Было не очень одиноко. Ты охотилась, читала свою единственную книгу и рисовала на стенах кровью убитых животных разные картинки и буквы. Скучать было некогда, и писала ты все лучше по мере того, как забывала речь.
Через некоторое время — счет ему потерялся почти сразу — к пещере пришел большой-большой зверь и улегся на пороге. Ты целый день провела в дальних уголках, опасаясь выглянуть наружу, потом не смогла справиться с голодом и все же вылезла, крадучись так тихо, что сама не слышала своих шагов. Зверь оказался кошкой, и тогда же оказалось, что ты зря пряталась, — у твоей пещеры лежал холодный труп. Наверное, она пришла умирать, не зная, что ты здесь живешь.
Сил у тебя уже стало больше, так что ты смогла ее перевернуть и увидеть три длинных и тонких ножа, торчащих у кошки между ребер. И тут же испугалась — в первые мгновения до такой паники, что потемнело в глазах. Кто-то кинул ножи, а это значило, что некий тролль, может даже не один, был вблизи от твоего жилища. Кто знает, ушел ли он и не забредет ли снова.
Потом паника ушла, когда ты осмотрела зверя — у нее были стерты лапы, и крови в ране осталось немного. Похоже, она очень долго шла, прежде чем добралась сюда. Значит, можно было не волноваться насчет постороннего тролля.
Кроме дня без еды, пятиминутного испуга и запаса мяса почти на неделю, кошка принесла тебе главное. Оружие. Ты соорудила себе что-то вроде когтей, примотав ножи к куску коры, а его — к кулаку, и больше не боялась забредать глубоко в лес. Вскоре в пещере появился большой меховой ковер, такая же постель — кокон со слизью нельзя было достать — и ты наконец стала есть досыта. Может, из-за этого, или возраст подошел, но ты вытянулась, округлилась, стала быстрее и сильнее. Руки не дрожали, ни когда ты убивала, ни когда рисовала по стене пещеры. Ты выросла, вдали ото всех, почти разучилась говорить, зато научилась кормить себя и выживать. И навык письма остался — спасибо книжке.
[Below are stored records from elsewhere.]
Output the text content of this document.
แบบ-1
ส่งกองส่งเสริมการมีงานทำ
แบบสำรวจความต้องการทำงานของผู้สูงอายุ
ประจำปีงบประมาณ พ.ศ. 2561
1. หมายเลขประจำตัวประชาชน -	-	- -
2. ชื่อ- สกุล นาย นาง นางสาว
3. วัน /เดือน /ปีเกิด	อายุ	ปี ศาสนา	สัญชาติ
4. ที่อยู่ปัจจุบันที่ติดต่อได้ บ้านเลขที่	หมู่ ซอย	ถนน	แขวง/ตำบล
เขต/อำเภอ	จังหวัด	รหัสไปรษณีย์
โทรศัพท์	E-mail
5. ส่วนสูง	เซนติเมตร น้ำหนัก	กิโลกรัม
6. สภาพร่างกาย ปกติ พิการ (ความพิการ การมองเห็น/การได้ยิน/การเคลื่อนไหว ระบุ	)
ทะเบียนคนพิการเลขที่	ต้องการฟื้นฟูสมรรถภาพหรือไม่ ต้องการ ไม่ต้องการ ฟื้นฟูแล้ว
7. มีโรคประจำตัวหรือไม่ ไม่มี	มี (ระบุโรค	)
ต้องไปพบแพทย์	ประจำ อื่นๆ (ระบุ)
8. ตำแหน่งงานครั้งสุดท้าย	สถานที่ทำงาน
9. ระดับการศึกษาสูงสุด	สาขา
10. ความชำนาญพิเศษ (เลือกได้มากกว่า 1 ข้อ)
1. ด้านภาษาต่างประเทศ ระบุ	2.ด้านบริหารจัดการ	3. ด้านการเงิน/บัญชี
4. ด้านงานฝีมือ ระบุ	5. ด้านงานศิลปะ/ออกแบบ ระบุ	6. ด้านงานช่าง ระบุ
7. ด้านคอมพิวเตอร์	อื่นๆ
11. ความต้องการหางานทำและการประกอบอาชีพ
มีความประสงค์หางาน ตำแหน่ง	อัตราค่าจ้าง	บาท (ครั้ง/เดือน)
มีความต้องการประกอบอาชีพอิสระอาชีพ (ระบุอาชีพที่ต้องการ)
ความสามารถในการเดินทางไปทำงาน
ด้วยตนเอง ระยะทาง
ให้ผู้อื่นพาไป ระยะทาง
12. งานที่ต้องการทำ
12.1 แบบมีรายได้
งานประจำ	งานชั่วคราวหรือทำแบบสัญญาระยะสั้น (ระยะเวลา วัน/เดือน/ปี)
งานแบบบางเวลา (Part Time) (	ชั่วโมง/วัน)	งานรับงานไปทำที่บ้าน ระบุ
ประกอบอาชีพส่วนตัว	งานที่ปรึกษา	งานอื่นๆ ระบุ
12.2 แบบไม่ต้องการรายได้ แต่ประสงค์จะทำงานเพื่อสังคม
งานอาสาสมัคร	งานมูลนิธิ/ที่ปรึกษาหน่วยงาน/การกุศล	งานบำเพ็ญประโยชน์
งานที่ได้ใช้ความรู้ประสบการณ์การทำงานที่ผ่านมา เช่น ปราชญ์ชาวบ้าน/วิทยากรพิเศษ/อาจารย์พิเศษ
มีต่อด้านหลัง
Наверняка, ты уже миновала тот возраст, когда могли убить за отсутствие лузуса, и можно было бы вернуться в город, но даже такой идеи не проскальзывало. Зачем? Ты ничего не знаешь о том мире. Ты плохо разговариваешь и умеешь только охотиться. Здесь хорошо. А то, что одна — должны же быть минусы и в твоем идеальном мирке.
Вот только ты так и не осталась одна, хотя была готова к этому. Когда пещера начала казаться слегка тесной, а меховые шкуры уже некуда класть, ты встретила другого тролля.
Нет, не так. Не встретила, только почуяла и увидела краем глаза.
Ты отмывалась после охоты в небольшом озерце, забредя далеко от своей пещеры. Мурлыкала себе под нос незамысловатую мелодию, так что поначалу не обратила внимания на шевеление кустов. Ты сперва решила, что это какое-то животное и продолжила оттирать кровь, а потом заметила яркие рога, торчащие из листвы — очевидно принадлежащие троллю.
Испуга не было. Ты не могла бояться троллей после того, как научилась убивать мускулозверей.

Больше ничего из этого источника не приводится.